Tuesday, December 2, 2008

Yuletide Dread

I've decided that my ongoing not posting is really me just doing what I can to seize a little bit of control in world of chaos. Like the way a toddler or a Republican will regress and insist on a binkie or resume pooping his diapers when things don't go his way.

Whatever. Fine. Damn.

Thanksgiving welcomed the return of the holiday season last week. The holidays are always kind of fraught for me. On the one hand, you have food, booze, friends and tradition. Generally, I'm pro all of those things. On the other hand, you have the fact that it's cold; it's dead; dark at 5:00 pm; and my family is all giddybonkers batshit insane. Normally, I can deal with my immediate family's particularly flavorful crazy blend. However, chuck in a couple of hours with the broader circle of the people to whom I'm related by blood or by unfortunate matrimonial choice (not mine, obvy), and in the best of years I'm ready to just stay the hell at home and extract tinsel from my cat's ass rather than face any more goddamn cheer.

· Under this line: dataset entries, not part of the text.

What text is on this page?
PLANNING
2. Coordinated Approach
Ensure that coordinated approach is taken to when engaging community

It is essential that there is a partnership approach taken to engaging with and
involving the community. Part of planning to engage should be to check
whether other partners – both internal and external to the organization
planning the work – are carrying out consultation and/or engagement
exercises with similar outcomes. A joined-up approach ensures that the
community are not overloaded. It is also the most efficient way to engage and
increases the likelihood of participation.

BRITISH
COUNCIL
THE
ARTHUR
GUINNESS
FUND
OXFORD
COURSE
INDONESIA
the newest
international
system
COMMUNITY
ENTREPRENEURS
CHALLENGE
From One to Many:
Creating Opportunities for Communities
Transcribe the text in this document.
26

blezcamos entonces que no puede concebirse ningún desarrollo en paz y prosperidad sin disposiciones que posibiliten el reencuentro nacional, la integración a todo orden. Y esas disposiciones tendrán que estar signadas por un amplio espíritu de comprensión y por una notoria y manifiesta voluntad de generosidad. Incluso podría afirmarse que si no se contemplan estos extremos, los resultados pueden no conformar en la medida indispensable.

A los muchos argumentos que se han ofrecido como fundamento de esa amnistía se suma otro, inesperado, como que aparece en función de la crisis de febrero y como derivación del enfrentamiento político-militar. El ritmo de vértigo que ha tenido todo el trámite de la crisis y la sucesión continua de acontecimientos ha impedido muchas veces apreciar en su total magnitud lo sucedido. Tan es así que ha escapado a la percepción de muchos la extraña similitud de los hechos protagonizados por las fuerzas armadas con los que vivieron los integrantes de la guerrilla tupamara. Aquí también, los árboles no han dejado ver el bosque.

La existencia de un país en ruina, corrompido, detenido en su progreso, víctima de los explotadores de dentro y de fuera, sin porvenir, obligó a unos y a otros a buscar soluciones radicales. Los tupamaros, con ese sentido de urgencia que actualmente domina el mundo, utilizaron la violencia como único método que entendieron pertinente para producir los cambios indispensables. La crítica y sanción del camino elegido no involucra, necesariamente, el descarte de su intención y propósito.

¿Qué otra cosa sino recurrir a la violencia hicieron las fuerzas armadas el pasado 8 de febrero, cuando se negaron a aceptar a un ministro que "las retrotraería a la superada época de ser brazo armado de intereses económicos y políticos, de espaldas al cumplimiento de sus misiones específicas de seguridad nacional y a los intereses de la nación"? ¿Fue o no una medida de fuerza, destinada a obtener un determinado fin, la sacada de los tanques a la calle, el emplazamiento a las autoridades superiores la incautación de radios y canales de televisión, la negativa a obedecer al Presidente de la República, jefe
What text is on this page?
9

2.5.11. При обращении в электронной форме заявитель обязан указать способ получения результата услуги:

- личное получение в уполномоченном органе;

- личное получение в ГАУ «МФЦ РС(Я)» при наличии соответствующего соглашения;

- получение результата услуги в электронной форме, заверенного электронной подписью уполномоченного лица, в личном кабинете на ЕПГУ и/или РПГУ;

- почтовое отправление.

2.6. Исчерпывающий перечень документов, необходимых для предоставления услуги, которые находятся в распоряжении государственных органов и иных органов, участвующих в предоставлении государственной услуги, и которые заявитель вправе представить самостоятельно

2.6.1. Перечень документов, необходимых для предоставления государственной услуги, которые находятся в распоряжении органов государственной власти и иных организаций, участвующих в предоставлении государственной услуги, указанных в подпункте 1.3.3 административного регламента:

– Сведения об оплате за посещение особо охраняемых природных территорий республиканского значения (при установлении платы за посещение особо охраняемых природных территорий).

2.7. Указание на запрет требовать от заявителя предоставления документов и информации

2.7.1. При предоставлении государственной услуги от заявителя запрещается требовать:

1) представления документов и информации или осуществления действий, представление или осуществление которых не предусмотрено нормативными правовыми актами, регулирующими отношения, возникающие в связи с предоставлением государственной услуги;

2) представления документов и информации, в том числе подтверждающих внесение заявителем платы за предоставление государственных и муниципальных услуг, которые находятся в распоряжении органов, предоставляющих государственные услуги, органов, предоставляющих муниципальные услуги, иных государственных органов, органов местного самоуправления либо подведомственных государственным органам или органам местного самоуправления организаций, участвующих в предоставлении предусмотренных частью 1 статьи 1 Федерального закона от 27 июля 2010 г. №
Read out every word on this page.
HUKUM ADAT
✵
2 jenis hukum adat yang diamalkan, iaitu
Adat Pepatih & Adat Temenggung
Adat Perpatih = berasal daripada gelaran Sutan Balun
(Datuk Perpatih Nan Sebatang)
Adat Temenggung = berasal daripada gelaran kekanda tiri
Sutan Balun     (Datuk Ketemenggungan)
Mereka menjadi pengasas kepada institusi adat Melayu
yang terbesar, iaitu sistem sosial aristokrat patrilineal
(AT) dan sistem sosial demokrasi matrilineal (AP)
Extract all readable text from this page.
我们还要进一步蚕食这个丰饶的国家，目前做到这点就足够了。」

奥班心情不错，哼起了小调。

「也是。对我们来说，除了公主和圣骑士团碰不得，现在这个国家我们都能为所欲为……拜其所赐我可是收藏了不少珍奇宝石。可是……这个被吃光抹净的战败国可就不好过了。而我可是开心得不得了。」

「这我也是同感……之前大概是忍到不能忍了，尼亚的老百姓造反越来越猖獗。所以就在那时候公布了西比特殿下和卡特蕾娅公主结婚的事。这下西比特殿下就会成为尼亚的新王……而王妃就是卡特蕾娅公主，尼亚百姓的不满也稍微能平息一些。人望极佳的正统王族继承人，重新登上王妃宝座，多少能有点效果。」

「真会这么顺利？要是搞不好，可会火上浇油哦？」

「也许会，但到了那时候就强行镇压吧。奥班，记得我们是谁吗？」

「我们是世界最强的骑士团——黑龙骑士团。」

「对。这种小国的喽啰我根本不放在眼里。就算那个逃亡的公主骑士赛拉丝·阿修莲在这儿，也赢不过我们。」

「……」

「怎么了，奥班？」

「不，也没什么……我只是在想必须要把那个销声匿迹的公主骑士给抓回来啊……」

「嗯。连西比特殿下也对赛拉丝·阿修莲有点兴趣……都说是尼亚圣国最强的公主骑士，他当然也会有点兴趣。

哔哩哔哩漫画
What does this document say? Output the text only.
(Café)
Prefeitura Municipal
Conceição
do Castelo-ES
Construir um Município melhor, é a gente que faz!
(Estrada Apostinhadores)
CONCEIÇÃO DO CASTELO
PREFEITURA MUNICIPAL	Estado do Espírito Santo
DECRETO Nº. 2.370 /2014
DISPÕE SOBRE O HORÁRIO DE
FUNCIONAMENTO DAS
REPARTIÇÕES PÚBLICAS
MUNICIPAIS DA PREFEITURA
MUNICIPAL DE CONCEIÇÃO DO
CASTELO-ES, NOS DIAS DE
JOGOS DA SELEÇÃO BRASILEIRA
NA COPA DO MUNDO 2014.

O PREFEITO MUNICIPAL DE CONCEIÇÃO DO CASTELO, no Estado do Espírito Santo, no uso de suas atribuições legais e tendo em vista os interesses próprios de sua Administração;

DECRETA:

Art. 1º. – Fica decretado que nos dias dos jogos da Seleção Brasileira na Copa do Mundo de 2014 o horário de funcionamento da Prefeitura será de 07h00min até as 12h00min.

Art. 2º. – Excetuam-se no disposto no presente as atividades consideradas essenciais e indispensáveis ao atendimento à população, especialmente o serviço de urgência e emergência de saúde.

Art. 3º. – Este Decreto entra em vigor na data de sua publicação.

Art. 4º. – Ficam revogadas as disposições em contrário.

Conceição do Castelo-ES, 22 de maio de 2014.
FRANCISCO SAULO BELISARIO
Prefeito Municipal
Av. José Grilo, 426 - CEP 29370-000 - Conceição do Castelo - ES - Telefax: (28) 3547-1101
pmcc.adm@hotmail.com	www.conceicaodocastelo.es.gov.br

This year, however, I'm just...really...adverse to the shenanigans. I know what it is that has brought this all to a head, I have finally come to the point in my life where I have virtually no hesitation telling people what I think or what I feel. Unless I'm actually on the fucking clock, I no longer choose to suffer fools gladly. Hell, even at the office I've stopped gluing glitter and flowers to the shit I say to people. I. Just. Don't. Fucking. Care.

I would like very much to avoid the cousin et al entirely, and I'm sure that by her my presence would not be missed. My grandmother, however, feels differently. For Thanksgiving, I attempted to avoid the situation by visiting Grandma on Friday, but due to the fact that that branch of the family tree lives in a veritable white trash compound, my aunt AND my cousin and some largish percentage of the brood all showed up at one point or another.

The fact that The Boy did not leave me is a testament to his faithfulness and his good heart. I would have probably dumped me for sure.

Even when not present, the cousin and her problems were a constant presence. Grandma, who is old and has earned break, mostly worries in the way of the old who can do nothing to aver the crisis that 1. she knows is coming, and 2. she feels keenly on behalf of the individual too stupid to see it for herself. In this as in pretty much all things, my grandma gets a pass.

However my aunt and the cousin herself have finally managed after 32 years to work their way all the way around to my last nerve. I'm about ready to give them my speech entitled Embrace the Truth for no other reason than that I can no longer Tolerate the Bullshit.

By this time, there are certainly those among you who might be wondering what could be so bad about this cousin. The reasons, alas, are too numerous for me to want to go into tonight. Also, and I admit this freely, some of the car wreck would not trouble you the reader as they do me--the poor fucker who shares, I dunno, a quarter helix or something.